What I end up doing is requesting both the Audio Focus (using AudioManager.requestAudioFocus) and the Trasport Focus (using AudioManagter.registerMediaButtonEventReceiver) every time my application starts playback.
requestAudioFocus takes a callback that is called when the audio focus is taken away from you (for example the internal player starts a playback). In my case I just pause the playback in my application if the focus is taken permanently. Same callback also now tells you that the focus is taken only temporary (for example the Nav system is talking) so you can "duck" your playback - lower the volume or pause and resume after it is done talking.
The only issue remaining is that the built in Music Player takes the transport focus every time you connect a Bluetooth headset. This has the effect where the first press of the Play button on the headset after connecting it, always starts the playback in the default Music Player.
There is probably a way to detect the headset connection and "hijack" the transport focus. In my case, I decided to not "fight" the default player, and get the transport focus back when the user manually starts the playback in my application.
If somebody has more insight or knows of a better way of handling the transport/audio focus, please share it.
I also have this same issue with the media button registration.
Periodically the Android returns the media button registration to the default music player. I have not been able to figure out why.
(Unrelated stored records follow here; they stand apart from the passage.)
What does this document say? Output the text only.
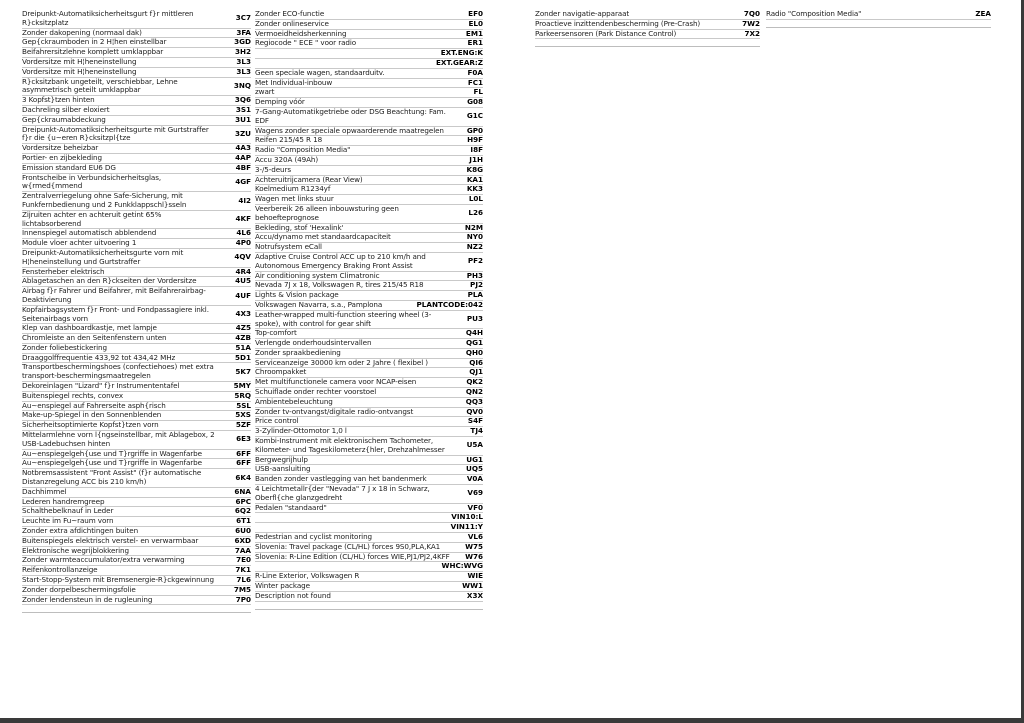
Dreipunkt-Automatiksicherheitsgurt f}r mittleren R}cksitzplatz	3C7
Zonder dakopening (normaal dak)	3FA
Gep{ckraumboden in 2 H¦hen einstellbar	3GD
Beifahrersitzlehne komplett umklappbar	3H2
Vordersitze mit H¦heneinstellung	3L3
Vordersitze mit H¦heneinstellung	3L3
R}cksitzbank ungeteilt, verschiebbar, Lehne asymmetrisch geteilt umklappbar	3NQ
3 Kopfst}tzen hinten	3Q6
Dachreling silber eloxiert	3S1
Gep{ckraumabdeckung	3U1
Dreipunkt-Automatiksicherheitsgurte mit Gurtstraffer f}r die {u~eren R}cksitzpl{tze	3ZU
Vordersitze beheizbar	4A3
Portier- en zijbekleding	4AP
Emission standard EU6 DG	4BF
Frontscheibe in Verbundsicherheitsglas, w{rmed{mmend	4GF
Zentralverriegelung ohne Safe-Sicherung, mit Funkfernbedienung und 2 Funkklappschl}sseln	4I2
Zijruiten achter en achteruit getint 65% lichtabsorberend	4KF
Innenspiegel automatisch abblendend	4L6
Module vloer achter uitvoering 1	4P0
Dreipunkt-Automatiksicherheitsgurte vorn mit H¦heneinstellung und Gurtstraffer	4QV
Fensterheber elektrisch	4R4
Ablagetaschen an den R}ckseiten der Vordersitze	4U5
Airbag f}r Fahrer und Beifahrer, mit Beifahrerairbag-Deaktivierung	4UF
Kopfairbagsystem f}r Front- und Fondpassagiere inkl. Seitenairbags vorn	4X3
Klep van dashboardkastje, met lampje	4Z5
Chromleiste an den Seitenfenstern unten	4ZB
Zonder foliebestickering	51A
Draaggolffrequentie 433,92 tot 434,42 MHz	5D1
Transportbeschermingshoes (confectiehoes) met extra transport-beschermingsmaatregelen	5K7
Dekoreinlagen "Lizard" f}r Instrumententafel	5MY
Buitenspiegel rechts, convex	5RQ
Au~enspiegel auf Fahrerseite asph{risch	5SL
Make-up-Spiegel in den Sonnenblenden	5XS
Sicherheitsoptimierte Kopfst}tzen vorn	5ZF
Mittelarmlehne vorn l{ngseinstellbar, mit Ablagebox, 2 USB-Ladebuchsen hinten	6E3
Au~enspiegelgeh{use und T}rgriffe in Wagenfarbe	6FF
Au~enspiegelgeh{use und T}rgriffe in Wagenfarbe	6FF
Notbremsassistent "Front Assist" (f}r automatische Distanzregelung ACC bis 210 km/h)	6K4
Dachhimmel	6NA
Lederen handremgreep	6PC
Schalthebelknauf in Leder	6Q2
Leuchte im Fu~raum vorn	6T1
Zonder extra afdichtingen buiten	6U0
Buitenspiegels elektrisch verstel- en verwarmbaar	6XD
Elektronische wegrijblokkering	7AA
Zonder warmteaccumulator/extra verwarming	7E0
Reifenkontrollanzeige	7K1
Start-Stopp-System mit Bremsenergie-R}ckgewinnung	7L6
Zonder dorpelbeschermingsfolie	7M5
Zonder lendensteun in de rugleuning	7P0
Zonder ECO-functie	EF0
Zonder onlineservice	EL0
Vermoeidheidsherkenning	EM1
Regiocode " ECE " voor radio	ER1
EXT.ENG:K
EXT.GEAR:Z
Geen speciale wagen, standaarduitv.	F0A
Met Individual-inbouw	FC1
zwart	FL
Demping vóór	G08
7-Gang-Automatikgetriebe oder DSG Beachtung: Fam. EDF	G1C
Wagens zonder speciale opwaarderende maatregelen	GP0
Reifen 215/45 R 18	H9F
Radio "Composition Media"	I8F
Accu 320A (49Ah)	J1H
3-/5-deurs	K8G
Achteruitrijcamera (Rear View)	KA1
Koelmedium R1234yf	KK3
Wagen met links stuur	L0L
Veerbereik 26 alleen inbouwsturing geen behoefteprognose	L26
Bekleding, stof 'Hexalink'	N2M
Accu/dynamo met standaardcapaciteit	NY0
Notrufsystem eCall	NZ2
Adaptive Cruise Control ACC up to 210 km/h and Autonomous Emergency Braking Front Assist	PF2
Air conditioning system Climatronic	PH3
Nevada 7J x 18, Volkswagen R, tires 215/45 R18	PJ2
Lights & Vision package	PLA
Volkswagen Navarra, s.a., Pamplona	PLANTCODE:042
Leather-wrapped multi-function steering wheel (3-spoke), with control for gear shift	PU3
Top-comfort	Q4H
Verlengde onderhoudsintervallen	QG1
Zonder spraakbediening	QH0
Serviceanzeige 30000 km oder 2 Jahre ( flexibel )	QI6
Chroompakket	QJ1
Met multifunctionele camera voor NCAP-eisen	QK2
Schuiflade onder rechter voorstoel	QN2
Ambientebeleuchtung	QQ3
Zonder tv-ontvangst/digitale radio-ontvangst	QV0
Price control	S4F
3-Zylinder-Ottomotor 1,0 l	TJ4
Kombi-Instrument mit elektronischem Tachometer, Kilometer- und Tageskilometerz{hler, Drehzahlmesser	U5A
Bergwegrijhulp	UG1
USB-aansluiting	UQ5
Banden zonder vastlegging van het bandenmerk	V0A
4 Leichtmetallr{der "Nevada" 7 J x 18 in Schwarz, Oberfl{che glanzgedreht	V69
Pedalen "standaard"	VF0
VIN10:L
VIN11:Y
Pedestrian and cyclist monitoring	VL6
Slovenia: Travel package (CL/HL) forces 9S0,PLA,KA1	W75
Slovenia: R-Line Edition (CL/HL) forces WIE,PJ1/PJ2,4KFF	W76
WHC:WVG
R-Line Exterior, Volkswagen R	WIE
Winter package	WW1
Description not found	X3X
Zonder navigatie-apparaat	7Q0
Proactieve inzittendenbescherming (Pre-Crash)	7W2
Parkeersensoren (Park Distance Control)	7X2
Radio "Composition Media"	ZEA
This can happen while may application is actively playing as well as while my application playback is paused.
After a number of users complained that their Bluetooth pause and play control buttons would periodically stop working to control my application, I implemented code that re-registers my application by calling registerMediaButtonEventReceiver every 2 seconds. This allows me to get the button registration back and for the most part avoids the time window where where the user presses a Bluetooth media button and the default media player ends up responding.
My application is holding the audio focus during this entire time period, but still loses the Bluetooth button events periodically while it has audio focus. My application always unregisters the media button event receiver if it is called with a notification that it is losing the audio focus, and then registers again if it is later called when a temporary audio focus loss returns the audio focus.
The work around to keep the 2 second timer running and re-registering has been working, but I would like to get rid of this 2 second timer if someone has found a work around for the media button registration periodically switching back to the default media player.